Selon l'auteur, j'avais la possibilité (mais non la liberté) de choisir entre le gâteau et la pêche. Cependant, je n'avais pas le choix de ne pas choisir le gâteau si j'ai choisi le gâteau.
Tout le monde a entendu parler du paradoxe de l'âne (théorique) de Buridan (inventé en réalité par Spinoza) qui, placé entre un seau rempli d'eau et un autre, rempli d'avoine et incapable de choisir entre les deux, ayant autant de raisons de choisir l'eau que de choisir l'avoine, mourut de faim et de soif. Or il est peu probable qu'un âne ou même un homme réel, placé dans la même situation, réagisse de la même manière. Le besoin de boire étant plus intense et plus vital que celui de manger, il est probable qu'un âne (ou un homme) placé dans la même situation commencera par se désaltérer avant d'assouvir sa faim.
La liberté de choisir n'est pas la "liberté d'indifférence". Je ne choisis pas indifféremment le gâteau ou la pêche, mais j'ai des raisons (des mobiles) puissants, voire irrésistibles, que je connais ou que je ne connais pas qui m'ont poussé à choisir le gâteau et non la pêche.
Prolongements et conclusion :
La liberté ne consiste pas à agir sans cause (sans raison, sans mobile, sans motif), à échapper à la causalité, au déterminisme (tout effet suppose une cause qui le précède)
L'acte libre ne se comprend pas a priori, avant d'être réalisé, mais a posteriori (après).

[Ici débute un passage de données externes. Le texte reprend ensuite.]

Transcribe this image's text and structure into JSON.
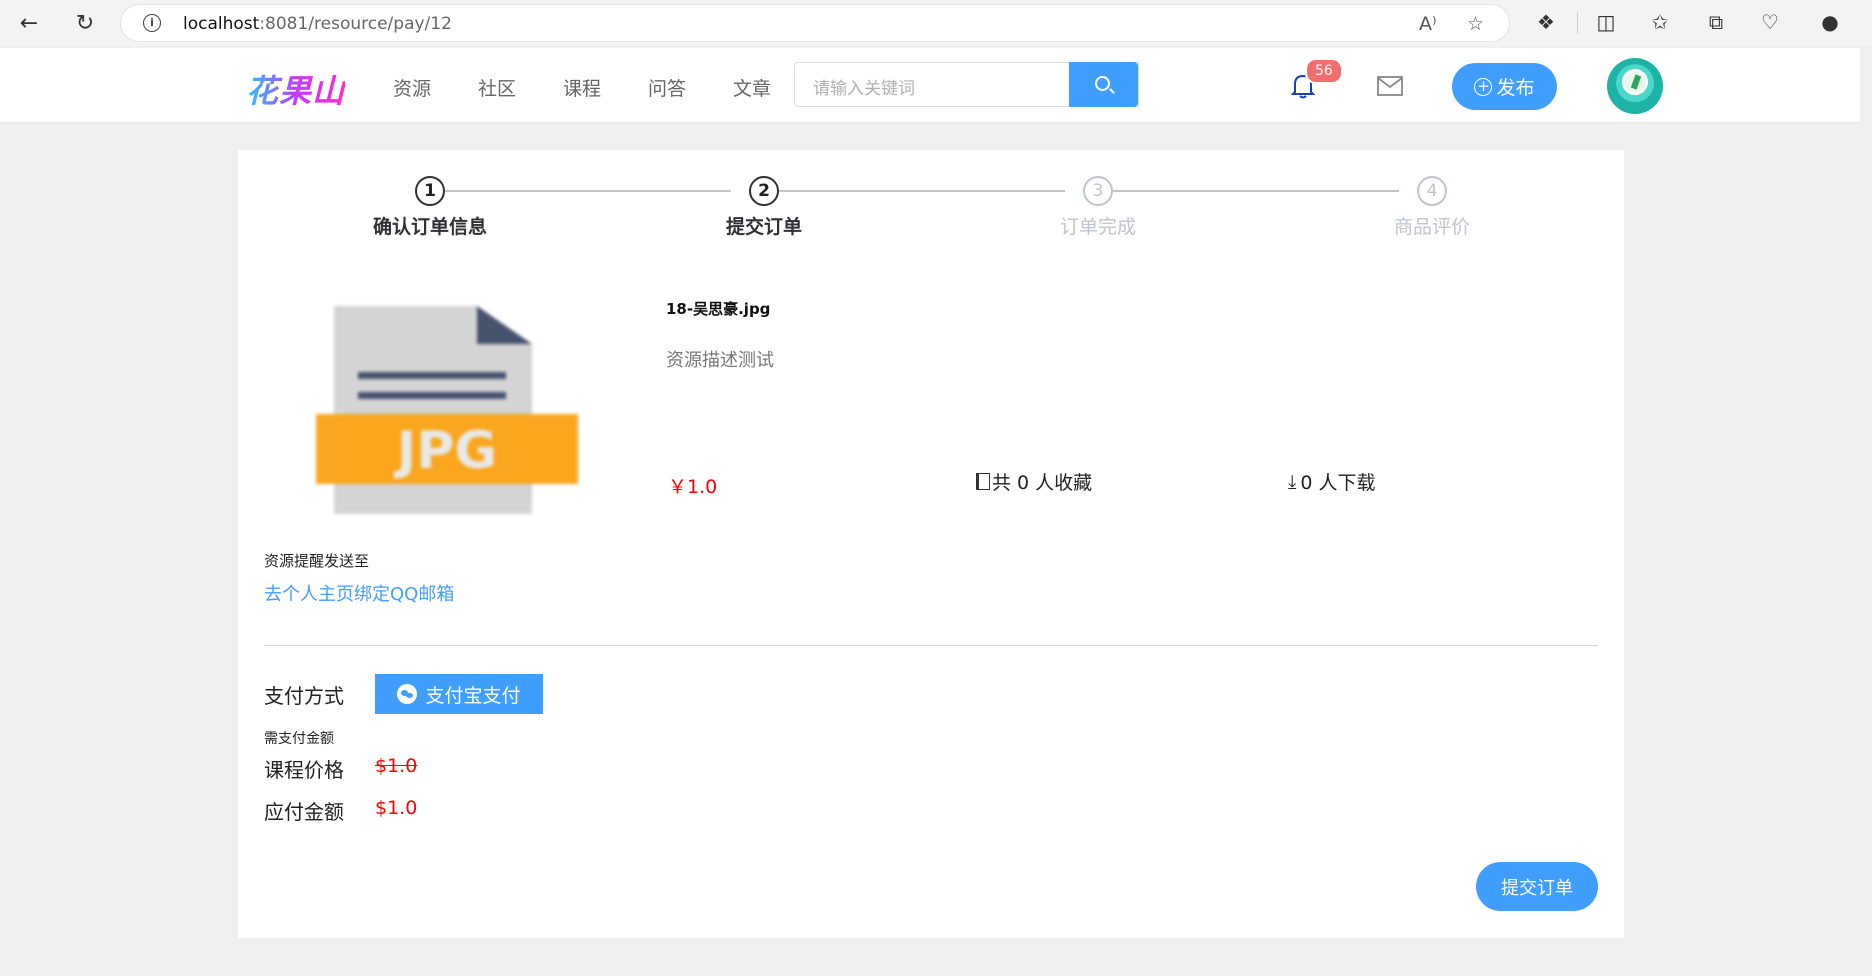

On ne peut juger de la plus ou moins grande liberté d'un acte qu'une fois qu'il a été accompli.
On ne peut donc pas savoir si on était libre de ne pas choisir le gâteau, tant qu'on n'a pas choisi la pêche.
La liberté absolue est une illusion (la colombe, explique Emmanuel Kant, est incapable de voler dans le vide ; elle a besoin de la résistance de l'air), mais nous pouvons prendre plus ou moins conscience des causes qui nous font agir.

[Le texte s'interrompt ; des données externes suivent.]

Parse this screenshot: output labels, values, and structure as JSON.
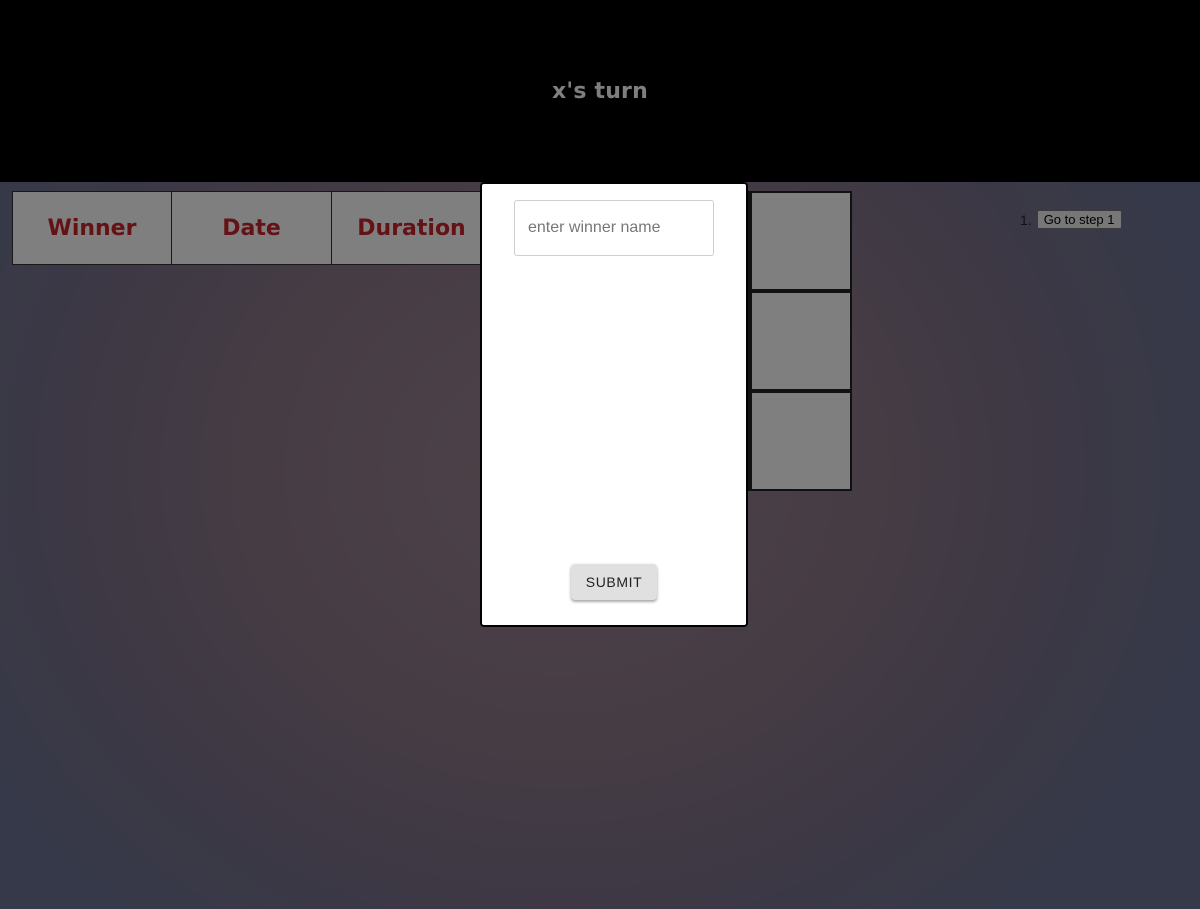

Une personne qui aimerait le chocolat, mais qui serait allergique au chocolat et saurait que le chocolat lui est néfaste, aurait l'air d'obéir à sa raison plutôt qu'à ses pulsions (ses désirs) en choisissant la pêche et on pourrait la considérer comme plus "libre" qu'une autre, allergique également, qui choisirait malgré tout le chocolat, tout en sachant aussi bien que l'autre les dangers qu'il représente pour sa santé.
Mais on ne peut pas dire que le second était "libre" de choisir la pêche, pas plus qu'on ne peut dire que le premier était "libre" de choisir le chocolat. Tout ce que l'on peut dire c'est que celui qui a choisi la pêche et non le chocolat était moins "dépendant" du chocolat que celui qui a choisi le chocolat et non la pêche.

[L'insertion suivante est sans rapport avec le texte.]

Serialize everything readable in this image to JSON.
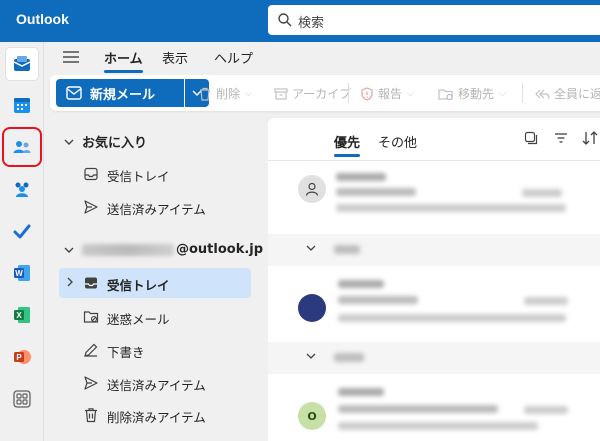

Cet exemple montre que l'information ne suffit pas, ni la volonté, puisque, aussi informées l'une que l'autre des méfaits du chocolat sur leur santé, l'une a "choisi" la pêche, alors que l'autre a quand même "choisi" le chocolat.
La liberté (toujours relative) suppose donc l'information, la volonté et la réflexion, bien qu'elles ne suffisent pas, comme le montrent les exemples du tabagisme (on peut vouloir s'arrêter de fumer et tout savoir sur les dangers du tabac et n'en continuer pas moins à fumer), de l'alcoolisme, de la toxicomanie et de la folie du chocolat !
Comme le dit Spinoza, nous nous croyons libres, alors que nous ignorons les causes (raisons, mobiles) qui nous font agir.
Certes, mais serions-nous plus libres si nous connaissions mieux les causes (mobiles) de nos actions ?
Note : Nous serions toujours soumis au déterminisme (à l'enchaînement des causes et des effets) et nous avons vu plus haut que la connaissance ne suffit pas. Il faut aussi "travailler sur soi-même" ou avoir recours à des méthodes comme l'hypnose pour se libérer d'une addiction telle que le tabac. On pourra dire dans ce cas que l'on s'est libéré du tabac.